I’m not the type of person that gets emotional about a lot of things, but this was definitely one of the times I did.
I was out mowing my lawn when my phone, which I always keep on do-not-disturb mode, hummed. I let the call go to voicemail thinking that I would listen to it once I finished cutting the grass.
But when my phone immediately buzzed again, I shut down the engine and called the Toronto number. I still have a hard time believing what I heard.
Lanny McDonald and Ron Francis, two former NHL greats, were on speaker phone at the other end. They told me that I was one of eight inductees into the Hockey Hall of Fame.
If you had a camera on me at that moment, sitting there alone on my front porch thinking about what just happened, you would have seen me tear up. I was not expecting news like that at all.

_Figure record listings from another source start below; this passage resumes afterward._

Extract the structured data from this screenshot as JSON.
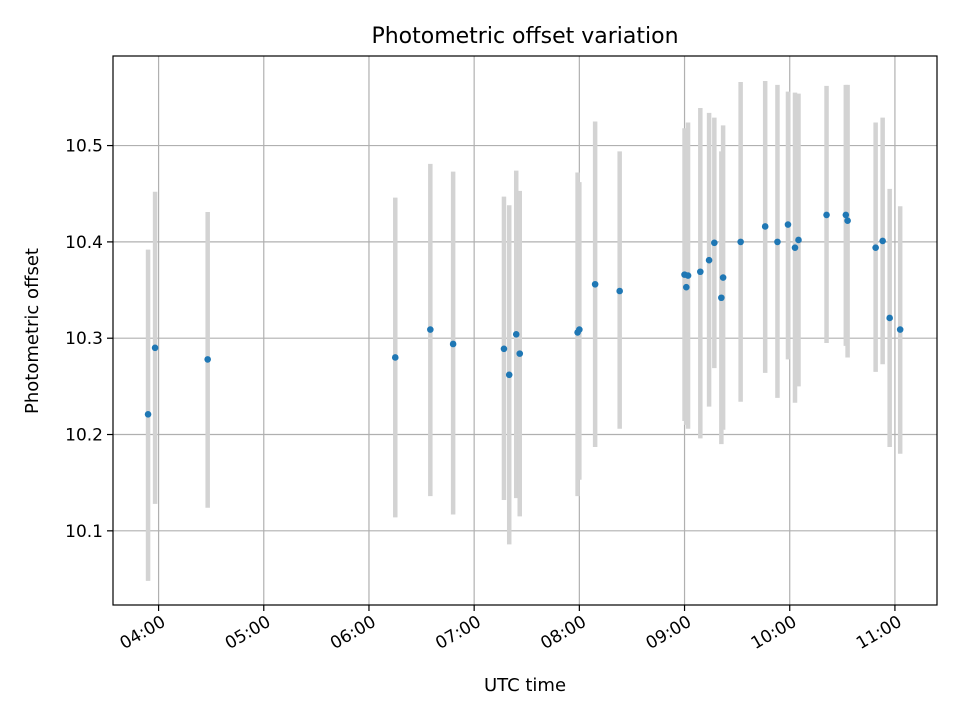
{
  "chart_data": {
    "type": "scatter",
    "title": "Photometric offset variation",
    "xlabel": "UTC time",
    "ylabel": "Photometric offset",
    "x_axis": {
      "kind": "time",
      "range": [
        "03:34",
        "11:24"
      ],
      "ticks": [
        "04:00",
        "05:00",
        "06:00",
        "07:00",
        "08:00",
        "09:00",
        "10:00",
        "11:00"
      ]
    },
    "y_axis": {
      "range": [
        10.023,
        10.593
      ],
      "ticks": [
        10.1,
        10.2,
        10.3,
        10.4,
        10.5
      ],
      "tick_labels": [
        "10.1",
        "10.2",
        "10.3",
        "10.4",
        "10.5"
      ]
    },
    "grid": true,
    "colors": {
      "point": "#1f77b4",
      "errorbar": "#d3d3d3"
    },
    "series": [
      {
        "points": [
          {
            "t": "03:54",
            "y": 10.221,
            "lo": 10.048,
            "hi": 10.392
          },
          {
            "t": "03:58",
            "y": 10.29,
            "lo": 10.128,
            "hi": 10.452
          },
          {
            "t": "04:28",
            "y": 10.278,
            "lo": 10.124,
            "hi": 10.431
          },
          {
            "t": "06:15",
            "y": 10.28,
            "lo": 10.114,
            "hi": 10.446
          },
          {
            "t": "06:35",
            "y": 10.309,
            "lo": 10.136,
            "hi": 10.481
          },
          {
            "t": "06:48",
            "y": 10.294,
            "lo": 10.117,
            "hi": 10.473
          },
          {
            "t": "07:17",
            "y": 10.289,
            "lo": 10.132,
            "hi": 10.447
          },
          {
            "t": "07:20",
            "y": 10.262,
            "lo": 10.086,
            "hi": 10.438
          },
          {
            "t": "07:24",
            "y": 10.304,
            "lo": 10.134,
            "hi": 10.474
          },
          {
            "t": "07:26",
            "y": 10.284,
            "lo": 10.115,
            "hi": 10.453
          },
          {
            "t": "07:59",
            "y": 10.306,
            "lo": 10.136,
            "hi": 10.472
          },
          {
            "t": "08:00",
            "y": 10.309,
            "lo": 10.153,
            "hi": 10.462
          },
          {
            "t": "08:09",
            "y": 10.356,
            "lo": 10.187,
            "hi": 10.525
          },
          {
            "t": "08:23",
            "y": 10.349,
            "lo": 10.206,
            "hi": 10.494
          },
          {
            "t": "09:00",
            "y": 10.366,
            "lo": 10.214,
            "hi": 10.518
          },
          {
            "t": "09:01",
            "y": 10.353,
            "lo": 10.21,
            "hi": 10.497
          },
          {
            "t": "09:02",
            "y": 10.365,
            "lo": 10.206,
            "hi": 10.524
          },
          {
            "t": "09:09",
            "y": 10.369,
            "lo": 10.196,
            "hi": 10.539
          },
          {
            "t": "09:14",
            "y": 10.381,
            "lo": 10.229,
            "hi": 10.534
          },
          {
            "t": "09:17",
            "y": 10.399,
            "lo": 10.269,
            "hi": 10.529
          },
          {
            "t": "09:21",
            "y": 10.342,
            "lo": 10.19,
            "hi": 10.494
          },
          {
            "t": "09:22",
            "y": 10.363,
            "lo": 10.205,
            "hi": 10.521
          },
          {
            "t": "09:32",
            "y": 10.4,
            "lo": 10.234,
            "hi": 10.566
          },
          {
            "t": "09:46",
            "y": 10.416,
            "lo": 10.264,
            "hi": 10.567
          },
          {
            "t": "09:53",
            "y": 10.4,
            "lo": 10.238,
            "hi": 10.563
          },
          {
            "t": "09:59",
            "y": 10.418,
            "lo": 10.278,
            "hi": 10.556
          },
          {
            "t": "10:03",
            "y": 10.394,
            "lo": 10.233,
            "hi": 10.555
          },
          {
            "t": "10:05",
            "y": 10.402,
            "lo": 10.25,
            "hi": 10.554
          },
          {
            "t": "10:21",
            "y": 10.428,
            "lo": 10.295,
            "hi": 10.562
          },
          {
            "t": "10:32",
            "y": 10.428,
            "lo": 10.292,
            "hi": 10.563
          },
          {
            "t": "10:33",
            "y": 10.422,
            "lo": 10.28,
            "hi": 10.563
          },
          {
            "t": "10:49",
            "y": 10.394,
            "lo": 10.265,
            "hi": 10.524
          },
          {
            "t": "10:53",
            "y": 10.401,
            "lo": 10.273,
            "hi": 10.529
          },
          {
            "t": "10:57",
            "y": 10.321,
            "lo": 10.187,
            "hi": 10.455
          },
          {
            "t": "11:03",
            "y": 10.309,
            "lo": 10.18,
            "hi": 10.437
          }
        ]
      }
    ]
  }
}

It wouldn’t surprise me if my fellow inductees in 2025 – Jennifer Botterill, Zdeno Chara, Duncan Keith, Alexander Mogilny, Jack Parker, Daniele Sauvageau and Joe Thornton – all had similar reactions.
The same goes for the 299 players, 115 builders and 16 on-ice officials indoctrinated since 1945 into the world’s most prestigious hall of fame devoted to hockey.
Of course, that same feeling most likely existed for the 10 other women who have been inducted since the initial group in 2010, especially Cammi Granato, the first American to be so honored.